Is there a technical reason to prefer the dot notation when a property is not read only?
Thanks!
3 Answers

John W
21,558 PointsOn dot notation: Dot notation in Objective-C is actually a relatively new thing and is very different from Java's dot notation. It is strictly a shorthand notation for calling the setter and getter methods, equivalent to Java's anObject.setVar(value)
and anObject.getVar()
. They are not direct access to variables. That's because ALL variables in Objective-C are private
. Dot notations simply get converted to the respective method calls for you.
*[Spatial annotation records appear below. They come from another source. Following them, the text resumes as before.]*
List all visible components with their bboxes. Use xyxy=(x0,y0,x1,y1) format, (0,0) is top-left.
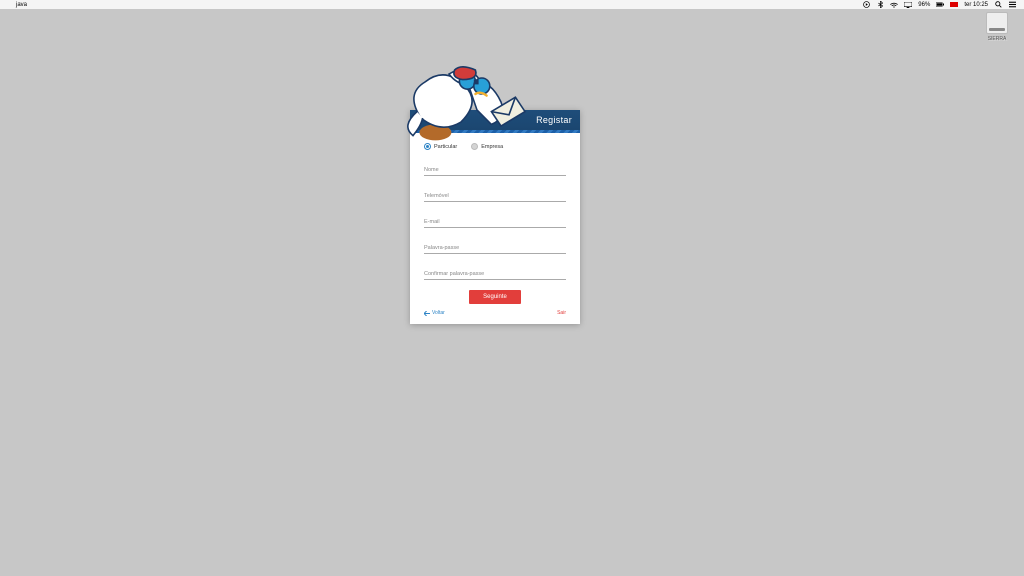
password-field[interactable] xyxy=(424,242,566,254)
radio-dot-icon xyxy=(471,143,478,150)
radio-empresa-label: Empresa xyxy=(481,144,503,150)
exit-link[interactable]: Sair xyxy=(557,310,566,316)
next-button[interactable]: Seguinte xyxy=(469,290,521,304)
radio-empresa[interactable]: Empresa xyxy=(471,143,503,150)
battery-percent: 96% xyxy=(918,2,930,8)
active-app-name[interactable]: java xyxy=(16,2,27,8)
wifi-icon[interactable] xyxy=(890,1,898,9)
desktop-drive[interactable]: SIERRA xyxy=(982,12,1012,42)
date-time[interactable]: ter 10:25 xyxy=(964,2,988,8)
register-dialog: Registar Particular Empresa Seguinte Vol… xyxy=(410,110,580,324)
display-icon[interactable] xyxy=(904,1,912,9)
spotlight-icon[interactable] xyxy=(994,1,1002,9)
back-link-label: Voltar xyxy=(432,310,445,316)
radio-dot-icon xyxy=(424,143,431,150)
dialog-title: Registar xyxy=(536,115,572,125)
notification-center-icon[interactable] xyxy=(1008,1,1016,9)
phone-field[interactable] xyxy=(424,190,566,202)
radio-particular[interactable]: Particular xyxy=(424,143,457,150)
drive-label: SIERRA xyxy=(982,36,1012,42)
confirm-password-field[interactable] xyxy=(424,268,566,280)
back-arrow-icon xyxy=(424,311,430,316)
input-source-flag-icon[interactable] xyxy=(950,2,958,7)
radio-particular-label: Particular xyxy=(434,144,457,150)
menu-bar: java 96% ter 10:25 xyxy=(0,0,1024,9)
name-field[interactable] xyxy=(424,164,566,176)
bluetooth-icon[interactable] xyxy=(876,1,884,9)
battery-icon[interactable] xyxy=(936,1,944,9)
back-link[interactable]: Voltar xyxy=(424,310,445,316)
drive-icon xyxy=(986,12,1008,34)
account-type-group: Particular Empresa xyxy=(424,143,566,150)
email-field[interactable] xyxy=(424,216,566,228)
dialog-header: Registar xyxy=(410,110,580,130)
play-icon[interactable] xyxy=(862,1,870,9)
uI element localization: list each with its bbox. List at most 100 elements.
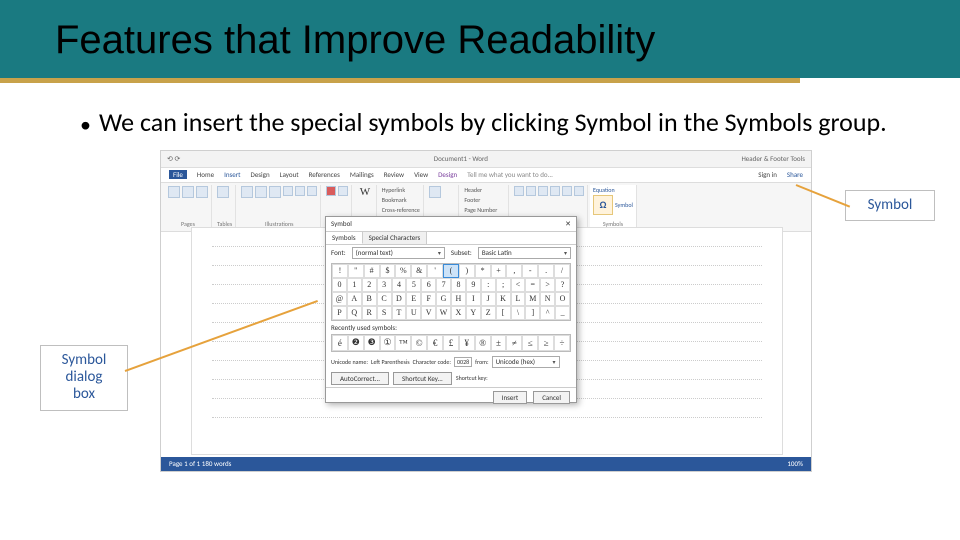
symbol-cell[interactable]: X [451,306,466,320]
symbol-cell[interactable]: R [362,306,377,320]
symbol-cell[interactable]: 2 [362,278,377,292]
online-pictures-icon[interactable] [255,186,267,198]
shapes-icon[interactable] [269,186,281,198]
symbol-cell[interactable]: 8 [451,278,466,292]
drop-cap-icon[interactable] [550,186,560,196]
symbol-cell[interactable]: 0 [332,278,347,292]
tab-hf-design[interactable]: Design [438,170,457,179]
tab-symbols-panel[interactable]: Symbols [326,232,363,244]
symbol-cell[interactable]: [ [496,306,511,320]
screenshot-icon[interactable] [307,186,317,196]
symbol-cell[interactable]: S [377,306,392,320]
symbol-cell[interactable]: H [451,292,466,306]
cancel-button[interactable]: Cancel [533,391,570,404]
symbol-cell[interactable]: < [511,278,526,292]
recent-symbol-cell[interactable]: ® [475,335,491,351]
recent-symbol-cell[interactable]: © [411,335,427,351]
status-zoom[interactable]: 100% [787,459,803,468]
symbol-cell[interactable]: % [395,264,411,278]
tab-home[interactable]: Home [197,170,214,179]
tell-me-search[interactable]: Tell me what you want to do... [467,170,748,179]
symbol-cell[interactable]: M [525,292,540,306]
symbol-cell[interactable]: D [392,292,407,306]
char-code-value[interactable]: 0028 [454,357,472,367]
symbol-cell[interactable]: N [540,292,555,306]
symbol-button-label[interactable]: Symbol [615,201,633,209]
tab-references[interactable]: References [309,170,340,179]
recent-symbol-cell[interactable]: £ [443,335,459,351]
symbol-cell[interactable]: / [554,264,570,278]
symbol-cell[interactable]: > [540,278,555,292]
symbol-cell[interactable]: 9 [466,278,481,292]
symbol-cell[interactable]: _ [555,306,570,320]
symbol-cell[interactable]: 5 [406,278,421,292]
tab-special-characters[interactable]: Special Characters [363,232,428,244]
symbol-cell[interactable]: P [332,306,347,320]
symbol-cell[interactable]: J [481,292,496,306]
symbol-cell[interactable]: A [347,292,362,306]
tab-insert[interactable]: Insert [224,170,240,179]
recent-symbol-cell[interactable]: ± [491,335,507,351]
tab-file[interactable]: File [169,170,187,179]
symbol-cell[interactable]: & [411,264,427,278]
header-button[interactable]: Header [464,186,505,194]
symbol-cell[interactable]: ) [459,264,475,278]
symbol-cell[interactable]: U [406,306,421,320]
autocorrect-button[interactable]: AutoCorrect... [331,372,389,385]
page-number-button[interactable]: Page Number [464,206,505,214]
symbol-cell[interactable]: I [466,292,481,306]
comment-icon[interactable] [429,186,441,198]
symbol-cell[interactable]: * [475,264,491,278]
recent-symbol-cell[interactable]: ¥ [459,335,475,351]
symbol-cell[interactable]: 7 [436,278,451,292]
symbol-cell[interactable]: . [538,264,554,278]
store-icon[interactable] [326,186,336,196]
smartart-icon[interactable] [283,186,293,196]
my-addins-icon[interactable] [338,186,348,196]
close-icon[interactable]: ✕ [565,219,571,228]
table-icon[interactable] [217,186,229,198]
symbol-cell[interactable]: ^ [540,306,555,320]
recent-symbol-cell[interactable]: ❷ [348,335,364,351]
tab-layout[interactable]: Layout [280,170,299,179]
symbol-button[interactable]: Ω [593,195,613,215]
symbol-cell[interactable]: + [491,264,507,278]
symbol-cell[interactable]: F [421,292,436,306]
wikipedia-icon[interactable]: W [357,186,373,198]
bookmark-button[interactable]: Bookmark [382,196,420,204]
recent-symbol-cell[interactable]: ≠ [506,335,522,351]
cross-reference-button[interactable]: Cross-reference [382,206,420,214]
tab-review[interactable]: Review [384,170,404,179]
symbol-cell[interactable]: $ [380,264,396,278]
hyperlink-button[interactable]: Hyperlink [382,186,420,194]
symbol-cell[interactable]: @ [332,292,347,306]
symbol-cell[interactable]: \ [511,306,526,320]
symbol-cell[interactable]: V [421,306,436,320]
share-button[interactable]: Share [787,170,803,179]
symbol-cell[interactable]: 1 [347,278,362,292]
font-select[interactable]: (normal text) ▾ [352,247,445,259]
symbol-cell[interactable]: 6 [421,278,436,292]
page-break-icon[interactable] [196,186,208,198]
pictures-icon[interactable] [241,186,253,198]
symbol-cell[interactable]: ( [443,264,459,278]
symbol-cell[interactable]: O [555,292,570,306]
recent-symbol-cell[interactable]: € [427,335,443,351]
symbol-cell[interactable]: - [522,264,538,278]
symbol-cell[interactable]: Z [481,306,496,320]
symbol-cell[interactable]: ? [555,278,570,292]
symbol-cell[interactable]: , [506,264,522,278]
quick-parts-icon[interactable] [526,186,536,196]
symbol-cell[interactable]: 4 [392,278,407,292]
recent-symbol-cell[interactable]: ÷ [554,335,570,351]
chart-icon[interactable] [295,186,305,196]
symbol-cell[interactable]: B [362,292,377,306]
recent-symbol-cell[interactable]: é [332,335,348,351]
tab-design[interactable]: Design [251,170,270,179]
subset-select[interactable]: Basic Latin ▾ [478,247,571,259]
recent-symbol-cell[interactable]: ① [380,335,396,351]
recent-symbol-cell[interactable]: ❸ [364,335,380,351]
symbol-cell[interactable]: ] [525,306,540,320]
recent-symbol-cell[interactable]: ≤ [522,335,538,351]
symbol-cell[interactable]: ; [496,278,511,292]
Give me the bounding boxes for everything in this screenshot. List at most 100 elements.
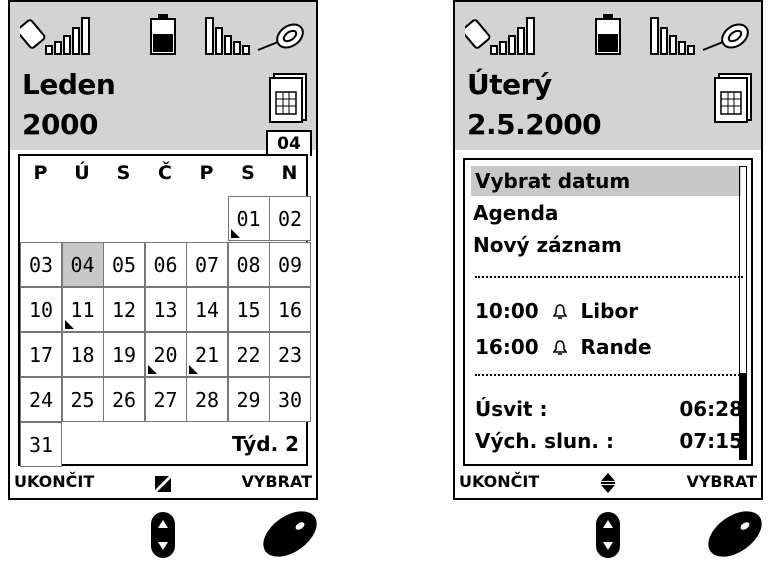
- calendar-day[interactable]: 30: [269, 377, 311, 422]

Hence, when you have
label.text = @"Hi";
You are really saying [label setText:@"Hi"]
. And if you are using the dot notation on the right hand side:
whatsInTheLabel = label.text;
You are really saying whatsInTheLabel = [label getText]
(In Objective-C, the getter would simply be [label text]
, but I gave you getText since you came from a Java background)
For readonly properties, only the getter, i.e. [label getText] is synthesized for you, so you can't use the dot notation on the left hand side as it will try to call the setter (i.e. [label setText:], which doesn't exist) for you.
For readwrite properties, both setter and getter are synthesized.

John W
21,558 PointsAbsolutely! some might disagree though, since the @property directive does provide automatic setter/getter synthesis so you don't have to code up something like -(id)getSomething{ return _something; }
for every variable like we did in Objective-C 1.0
Like in Java, you are always welcomed to override these methods and add codes so they get called when the variables are accessed. But the bottom-line is, now with 1 line of property declaration, you get the basic setter/getter for free.

fmquaglia
11,060 PointsSweet!
Thanks John W !

fmquaglia
11,060 PointsThanks for the clarification, John. Would be fair to say that in this case the dot notation is syntactic sugar only?